Monday, Nov. 25, 1940

A Look at 1941

Like most other big U. S. cities, Philadelphia is cursed with sleazy slum districts, talks much about the redemption of its blighted areas. Last week it heard news of redemption from an unusual source: the U. S. Navy. Announced by the Navy was a full-blown plan to build new homes for the families of 1,100 Navy Yard workers on a dreary South Philadelphia site near Twentieth Street and Packer Avenue. Cost of building will be paid out of a $100,000,000 Army-Navy building fund set up by Congress to provide homes for defense workers and members of the armed establishments.

The Navy's Philadelphia plan was only a tiny phase of a vastly more intricate problem growing out of defense. The problem : how much building--housing, industrial, Army-Navy--will be required for U. S. rearmament? This week ARCHITECTURAL FORUM outlined the problem's massive form, devoted its November issue to building for defense.
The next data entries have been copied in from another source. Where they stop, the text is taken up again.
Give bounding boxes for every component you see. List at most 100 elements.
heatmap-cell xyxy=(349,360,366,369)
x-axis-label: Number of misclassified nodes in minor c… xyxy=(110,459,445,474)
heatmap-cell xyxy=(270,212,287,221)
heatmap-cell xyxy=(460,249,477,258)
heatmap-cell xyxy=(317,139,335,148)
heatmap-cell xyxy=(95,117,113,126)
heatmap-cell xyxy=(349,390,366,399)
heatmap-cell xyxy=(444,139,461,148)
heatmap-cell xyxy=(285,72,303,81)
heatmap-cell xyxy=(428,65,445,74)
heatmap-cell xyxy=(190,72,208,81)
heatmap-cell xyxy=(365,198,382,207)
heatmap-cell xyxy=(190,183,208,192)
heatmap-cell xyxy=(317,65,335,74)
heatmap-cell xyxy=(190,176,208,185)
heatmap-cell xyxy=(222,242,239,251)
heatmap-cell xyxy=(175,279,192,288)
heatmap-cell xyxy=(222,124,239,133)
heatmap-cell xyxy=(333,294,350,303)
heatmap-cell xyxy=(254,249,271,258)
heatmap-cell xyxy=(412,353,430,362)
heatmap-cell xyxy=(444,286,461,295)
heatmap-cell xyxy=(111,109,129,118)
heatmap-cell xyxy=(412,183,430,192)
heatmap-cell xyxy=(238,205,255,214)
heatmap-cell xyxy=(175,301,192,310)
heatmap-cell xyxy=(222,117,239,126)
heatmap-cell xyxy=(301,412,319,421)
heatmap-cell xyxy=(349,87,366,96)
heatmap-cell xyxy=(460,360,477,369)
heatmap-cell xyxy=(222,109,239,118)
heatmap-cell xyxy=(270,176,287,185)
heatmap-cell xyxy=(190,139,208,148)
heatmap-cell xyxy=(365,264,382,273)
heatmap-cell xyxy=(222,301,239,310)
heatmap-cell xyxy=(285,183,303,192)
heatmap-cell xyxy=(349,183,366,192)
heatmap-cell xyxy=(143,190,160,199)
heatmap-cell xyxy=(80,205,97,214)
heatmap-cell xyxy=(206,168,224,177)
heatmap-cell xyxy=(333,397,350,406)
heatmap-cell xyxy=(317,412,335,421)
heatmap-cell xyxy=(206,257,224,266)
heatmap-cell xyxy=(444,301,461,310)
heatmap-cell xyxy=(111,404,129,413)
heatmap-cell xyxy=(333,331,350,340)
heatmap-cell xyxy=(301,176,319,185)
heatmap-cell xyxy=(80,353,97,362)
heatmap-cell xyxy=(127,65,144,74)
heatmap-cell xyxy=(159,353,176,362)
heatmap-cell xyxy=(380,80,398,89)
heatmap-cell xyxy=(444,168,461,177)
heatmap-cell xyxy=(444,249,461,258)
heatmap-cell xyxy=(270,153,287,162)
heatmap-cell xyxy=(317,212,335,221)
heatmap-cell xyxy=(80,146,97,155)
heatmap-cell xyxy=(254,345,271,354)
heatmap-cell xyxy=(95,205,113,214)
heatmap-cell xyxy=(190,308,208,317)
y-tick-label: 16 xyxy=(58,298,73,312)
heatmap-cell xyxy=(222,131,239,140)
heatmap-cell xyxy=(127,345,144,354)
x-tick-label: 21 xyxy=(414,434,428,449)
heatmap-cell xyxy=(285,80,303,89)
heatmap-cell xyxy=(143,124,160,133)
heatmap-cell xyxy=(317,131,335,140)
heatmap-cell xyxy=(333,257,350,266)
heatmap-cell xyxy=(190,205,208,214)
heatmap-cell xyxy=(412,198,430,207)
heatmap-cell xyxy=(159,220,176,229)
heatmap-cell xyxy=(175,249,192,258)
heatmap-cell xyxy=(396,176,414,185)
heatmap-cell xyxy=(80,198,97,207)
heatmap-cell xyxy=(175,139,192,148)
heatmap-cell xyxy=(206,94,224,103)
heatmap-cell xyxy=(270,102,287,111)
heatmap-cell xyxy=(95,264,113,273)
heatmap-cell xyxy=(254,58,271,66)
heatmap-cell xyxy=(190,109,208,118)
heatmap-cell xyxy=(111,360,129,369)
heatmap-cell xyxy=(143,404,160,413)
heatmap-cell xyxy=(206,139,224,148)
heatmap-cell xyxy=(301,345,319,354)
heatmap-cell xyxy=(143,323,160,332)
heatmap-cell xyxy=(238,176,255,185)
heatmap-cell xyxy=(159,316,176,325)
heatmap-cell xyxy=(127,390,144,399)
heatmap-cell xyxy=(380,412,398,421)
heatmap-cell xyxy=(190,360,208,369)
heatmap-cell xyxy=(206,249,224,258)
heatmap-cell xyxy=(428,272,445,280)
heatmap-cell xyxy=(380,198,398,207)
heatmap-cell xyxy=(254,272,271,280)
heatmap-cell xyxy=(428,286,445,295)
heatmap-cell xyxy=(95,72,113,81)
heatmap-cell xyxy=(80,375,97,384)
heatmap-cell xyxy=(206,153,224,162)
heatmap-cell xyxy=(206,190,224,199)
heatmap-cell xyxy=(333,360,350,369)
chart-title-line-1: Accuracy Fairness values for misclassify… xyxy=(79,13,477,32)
Looking backward before looking forward, FORUM found World War I's building picture something less than pretty. Declaration of war found the military departments unprepared. The 32 great cantonments for U. S. soldiers and additions to regular Army barracks had to be wastefully rushed (cost: $273,000,000); the 16 used for drafted men cost twice what they should have. There were bottlenecks in labor and lumber, a shortage of competent foremen, towering bills for overtime. Toward the end, workers were imported from Puerto Rico and the West Indies. Result of all the rush was a set of unsightly buildings that for the most part came down, for salvage, after war was over.

This time the stage has been set. Of $6,500,000,000 already allocated for national defense up to Sept. 15 this year, some 11 1/2% has been laid out for building --factories, shipyards, workers' homes. For defense building in the military and naval classification alone, plans call for $1,000,000,000 to be spent in fiscal 1941.

"The significance of these figures to the building industry,"said FORUM,"can be evaluated only in relation to pre-defense building volume. Last year's expenditures for buildings of all types --public and private --totaled barely $4,000,000,000. Next year's will certainly total $6,000,000,000. . . . Biggest increase, of course, will be in the military and naval classification. . . ."

For the 1941 housing demand (a subdivision of all building) FORUM foresaw a total of $2,500,000,000. This would be a cool half-billion above the depression high of 1939, but still well below the $4,000,000,000 annual demand of building's blooming quadrennium, 1926-29.